Desde criança, ouço homens dizendo que mulheres dirigem mal. Havia até a máxima “Mulher no volante, perigo constante”. No entanto, se pusermos os pingos nos is e observarmos atentamente, veremos que a grande proporção de acidentes graves e fatais é causada por homens.

Tenho um exemplo trágico em família. Um tio meu, irmão de minha mãe, perdeu a vida física aos 65 anos de idade, atropelado por um menor de 16 anos que foi passear com o carro da mãe – e com o consentimento dela, vejam vocês! Colheu meu tio na calçada, numa descida. Isso foi em fevereiro de 1996, uma semana antes do carnaval. A família foi condenada a pagar uma pensão à minha tia (que ficou viúva) até o dia em que ela morreu. E como ela durou até abril deste ano, foram quatro salários a menos no orçamento da família do garoto durante 28 anos, portanto. O pai do menor, aliás, não durou muito. Morreu poucos anos depois, vitimado por um câncer, talvez influenciado pelo desgosto causado por esposa e filho.

Nunca vi pessoalmente esse então moleque infrator que se transformou em assassino. Conhecidos em comum, porém, já me disseram que ele envelheceu 20 anos em cinco. O peso da consciência faz isso. Afinal, para aonde quer que ele vá, o remorso vai junto.

Recorro a este assunto porque me indigna sobremaneira as sequentes mortes que vêm acontecendo devido a homens que se comportam como eternos adolescentes e dirigem de forma criminosa. Os carrões importados e caríssimos que vêm se transformando em armas em cidades como São Paulo, Rio de Janeiro, Belo Horizonte e Teresópolis (RJ) estão aí para provar o que digo, basta acompanhar os noticiários.

Por que será que homens precisam dirigir feito loucos? Dinheiro que subiu à cabeça? Necessidade de afirmar a masculinidade com se ela estivesse ligada a violência, agressividade e afins? Mistura explosiva de volante com álcool, que é outra bengala na qual protótipos de homem se penduram para mostrar que são homens? Sensação de onipotência e invulnerabilidade por estarem com um possante caro na mão? Tudo isso junto e mais um pouco?
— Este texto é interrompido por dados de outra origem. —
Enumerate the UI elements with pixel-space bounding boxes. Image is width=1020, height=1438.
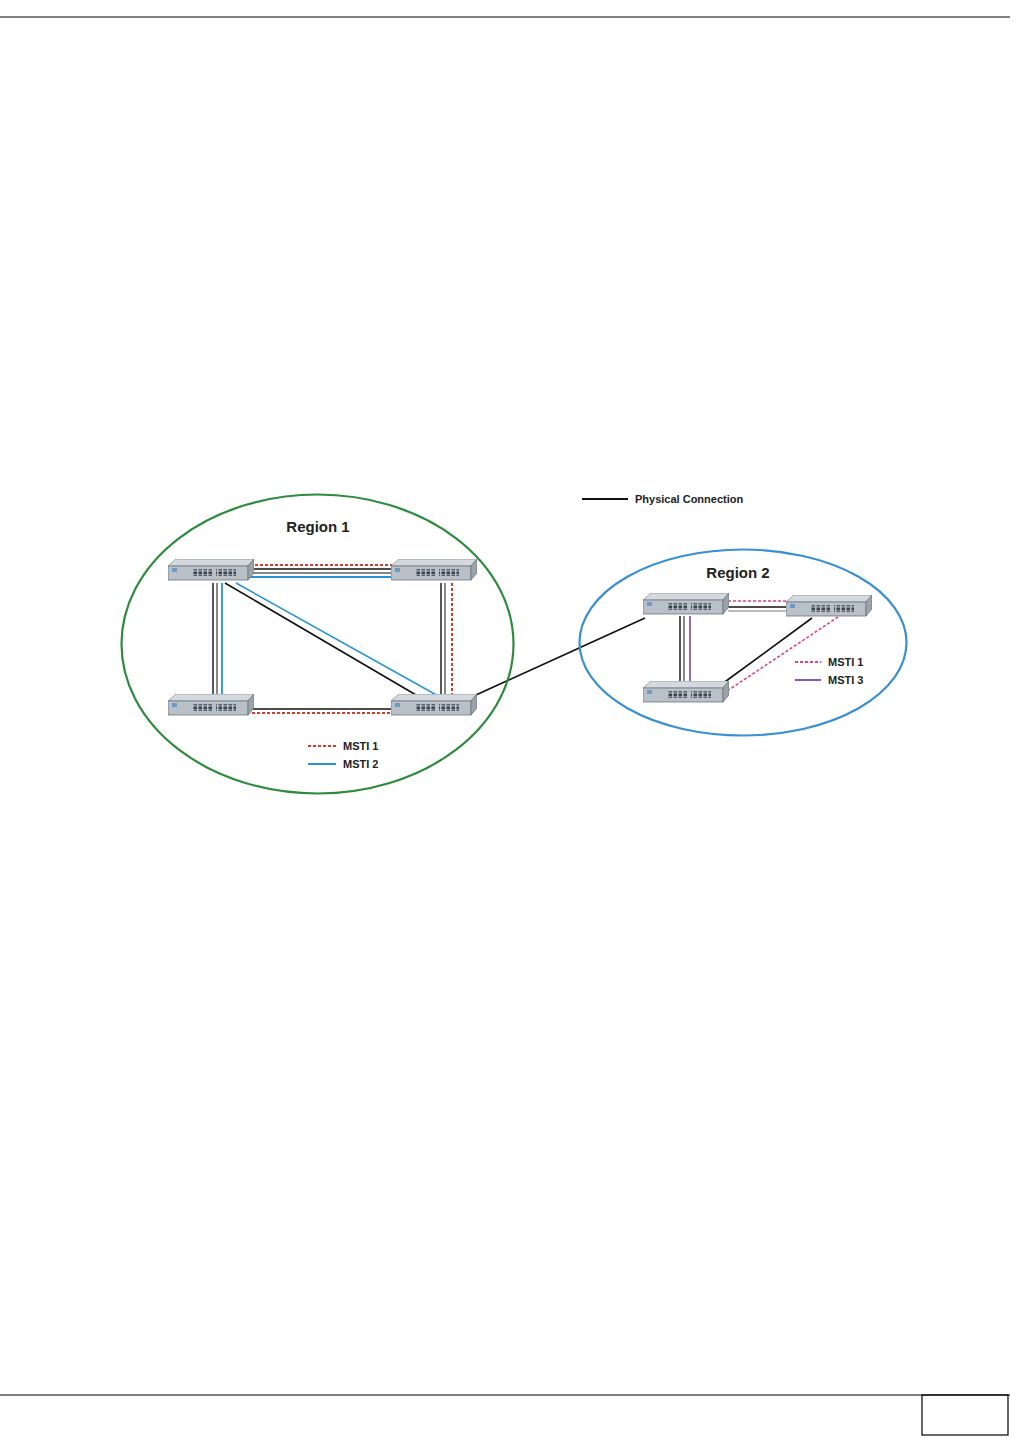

O mais curioso é que, depois que causam a morte ou a invalidez de alguém, correm para debaixo da cama; recorrem aos papais e mamães que, muitas vezes, creem que de fato os filhos estão acima da lei por terem dinheiro; tornam-se foragidos… Não contavam que provocariam algo tão ruim e que isso os jogaria, definitivamente, na vida adulta. Que modo terrível de se tornar adulto! Chegam cabisbaixos e com a cabeça coberta nas delegacias; temem a multidão, que os chama de assassinos; têm no semblante o horror da tragédia que causaram e que agora os perseguirá por toda a vida e decerto irão enfrentar o cotidiano nada alvissareiro das prisões.

A herança escravagista que ainda nos assombra também influi. Muitos empresários, comerciantes e afins ainda se portam como senhores da casa grande eternamente inatacáveis pela turma da senzala. Até a hora em que a justiça, por mais falhas julguemos que ela apresente, chega para enquadrar os filhinhos meliantes ao volante e mostrar que eles não estão acima da lei.

“Se for dirigir, não beba. Se beber, não dirija”, diz o slogan de conhecida campanha publicitária sobre segurança ao volante. Acrescento por minha conta: – Se for boçal, calhorda, irresponsável, arrogante, mimado e adulto infantilizado, por favor, fique longe do volante e vá tomar uma boa dose de tenência!